柔らかい甘さというか、それほど甘くないというか、な水飴を舐めながら市の調査を続けた。
最後に日用品を見ていく。
食器類。
木から削り出したものと白っぽい素焼きのものがあるようだ。
焼き物は高い温度で焼くほど固く丈夫に作れる。売られている物は現代日本の物と比べると明らかに分厚い。しかし、1センチを超えるような厚さではない。5ミリ程だろうか?現代日本の安物の茶碗よりは少し分厚い感じだ。
窯で焼かれてはいるがそこまで高温ではないのだろう。たしか、温度が高い素焼きのものは灰色っぽくもなる筈である。
糸や布など。
綿が一般的なようだが、麻も見られる。絹は見られない。
綿は割と温帯よりの植物だが栽培が可能なようだ。
糸と一緒に布を織る道具も置いてあった。1.5メートル✕2メートル四方程の四角い木の枠である。
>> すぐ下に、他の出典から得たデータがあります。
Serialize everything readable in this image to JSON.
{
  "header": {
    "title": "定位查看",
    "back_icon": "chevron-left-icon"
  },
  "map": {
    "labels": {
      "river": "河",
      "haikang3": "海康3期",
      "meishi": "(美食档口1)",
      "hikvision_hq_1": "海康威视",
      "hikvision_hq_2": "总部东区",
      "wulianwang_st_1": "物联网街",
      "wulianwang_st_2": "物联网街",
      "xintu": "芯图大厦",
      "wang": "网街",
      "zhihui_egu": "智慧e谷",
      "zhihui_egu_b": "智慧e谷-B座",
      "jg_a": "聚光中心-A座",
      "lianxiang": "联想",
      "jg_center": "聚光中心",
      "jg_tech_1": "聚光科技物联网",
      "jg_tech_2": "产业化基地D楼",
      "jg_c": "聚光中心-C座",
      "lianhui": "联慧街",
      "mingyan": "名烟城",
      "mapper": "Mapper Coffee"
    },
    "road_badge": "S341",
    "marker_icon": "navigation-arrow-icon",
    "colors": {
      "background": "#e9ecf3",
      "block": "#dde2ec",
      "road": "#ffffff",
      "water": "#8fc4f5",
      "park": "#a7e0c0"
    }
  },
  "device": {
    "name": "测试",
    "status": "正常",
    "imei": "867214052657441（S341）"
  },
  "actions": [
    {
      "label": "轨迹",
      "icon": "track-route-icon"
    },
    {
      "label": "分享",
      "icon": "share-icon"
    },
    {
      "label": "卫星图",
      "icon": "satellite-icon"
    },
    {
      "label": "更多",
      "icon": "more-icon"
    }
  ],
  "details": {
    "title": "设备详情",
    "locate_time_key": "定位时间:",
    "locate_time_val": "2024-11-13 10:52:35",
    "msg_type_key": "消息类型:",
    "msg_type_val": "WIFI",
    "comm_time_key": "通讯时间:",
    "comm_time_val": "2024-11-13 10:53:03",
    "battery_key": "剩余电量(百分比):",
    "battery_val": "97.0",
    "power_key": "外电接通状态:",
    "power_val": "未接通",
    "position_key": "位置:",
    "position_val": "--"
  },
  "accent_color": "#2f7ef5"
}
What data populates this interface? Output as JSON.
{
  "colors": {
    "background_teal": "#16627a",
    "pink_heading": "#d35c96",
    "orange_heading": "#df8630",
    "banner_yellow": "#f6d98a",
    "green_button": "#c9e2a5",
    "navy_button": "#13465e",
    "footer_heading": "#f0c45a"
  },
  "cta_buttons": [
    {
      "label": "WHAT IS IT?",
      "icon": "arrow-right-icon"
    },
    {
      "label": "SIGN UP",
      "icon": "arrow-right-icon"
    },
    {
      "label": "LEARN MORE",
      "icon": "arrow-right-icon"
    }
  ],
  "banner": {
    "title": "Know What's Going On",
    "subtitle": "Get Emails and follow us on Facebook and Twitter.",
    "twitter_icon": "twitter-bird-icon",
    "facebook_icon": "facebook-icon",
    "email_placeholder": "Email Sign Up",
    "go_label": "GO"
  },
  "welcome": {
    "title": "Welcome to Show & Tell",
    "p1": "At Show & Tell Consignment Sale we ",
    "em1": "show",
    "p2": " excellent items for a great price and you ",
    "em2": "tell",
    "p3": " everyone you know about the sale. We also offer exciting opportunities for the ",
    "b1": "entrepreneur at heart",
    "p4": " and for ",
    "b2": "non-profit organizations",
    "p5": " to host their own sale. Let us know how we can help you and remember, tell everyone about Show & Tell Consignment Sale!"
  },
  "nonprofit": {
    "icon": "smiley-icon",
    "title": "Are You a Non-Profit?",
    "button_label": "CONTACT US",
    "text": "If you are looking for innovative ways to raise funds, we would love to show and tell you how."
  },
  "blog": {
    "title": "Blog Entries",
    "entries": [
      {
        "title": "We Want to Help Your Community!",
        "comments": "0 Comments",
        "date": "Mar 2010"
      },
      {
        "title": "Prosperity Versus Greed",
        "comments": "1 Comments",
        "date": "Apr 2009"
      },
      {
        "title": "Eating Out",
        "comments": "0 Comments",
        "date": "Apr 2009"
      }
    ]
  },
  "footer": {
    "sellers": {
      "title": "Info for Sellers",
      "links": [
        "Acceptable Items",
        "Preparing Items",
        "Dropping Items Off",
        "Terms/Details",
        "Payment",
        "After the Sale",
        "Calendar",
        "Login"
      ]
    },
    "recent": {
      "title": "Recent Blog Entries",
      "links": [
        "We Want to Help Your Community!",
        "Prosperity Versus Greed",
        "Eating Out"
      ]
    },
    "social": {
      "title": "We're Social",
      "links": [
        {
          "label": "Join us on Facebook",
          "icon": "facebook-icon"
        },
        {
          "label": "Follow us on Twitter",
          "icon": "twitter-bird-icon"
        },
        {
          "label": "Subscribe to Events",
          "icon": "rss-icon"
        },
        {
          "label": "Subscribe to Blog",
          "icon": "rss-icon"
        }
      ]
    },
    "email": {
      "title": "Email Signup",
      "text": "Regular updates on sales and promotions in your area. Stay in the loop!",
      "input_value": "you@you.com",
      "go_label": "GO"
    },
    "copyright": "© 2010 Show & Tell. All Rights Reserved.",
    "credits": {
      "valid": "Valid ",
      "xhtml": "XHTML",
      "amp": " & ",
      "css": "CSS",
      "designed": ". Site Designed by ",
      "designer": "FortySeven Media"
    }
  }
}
短い方の木の枠の2つの辺には溝がたくさん彫ってあり、その溝に沿って糸を縦に通す。そして横の糸を縦の糸の上と下を順番に通していく形式だ。
機織り機が登場する以前の布の製造法である。
「機織り機はけっこう複雑な構造だしな」
日本でも「鶴の恩返し」でイメージするような複雑な糸の制御機構を持った機織り機が存在するのは江戸時代でもかなり後期の筈だ。
落ち着いたら機織り機を作ってみてもいいかもしれない。布や服が安くなり新品の衣服が一般化すれば総士郎としても大歓迎だ。
市を一周りした後、壺と塩、それに買った壺に7割程の量の三枚におろされた魚を買った。
魚醤、ナンプラーを自作してみるつもりだ。
あくまでお試し、で失敗しても構わない。
ただ、試してみるにしても1年ほどの時間がかかる。試すなら早いうちがいいだろう。
本来なら
なので初回である今回は1番簡単に、おろされて皮も引かれた魚の身のみを使うことにした。
雑魚から作るもののと貝から作るもの(オイスターソース?)は後日、改めて用意することにする。
とりあえず、今日の市場調査はそのくらいにして教会の離れに帰宅することにした。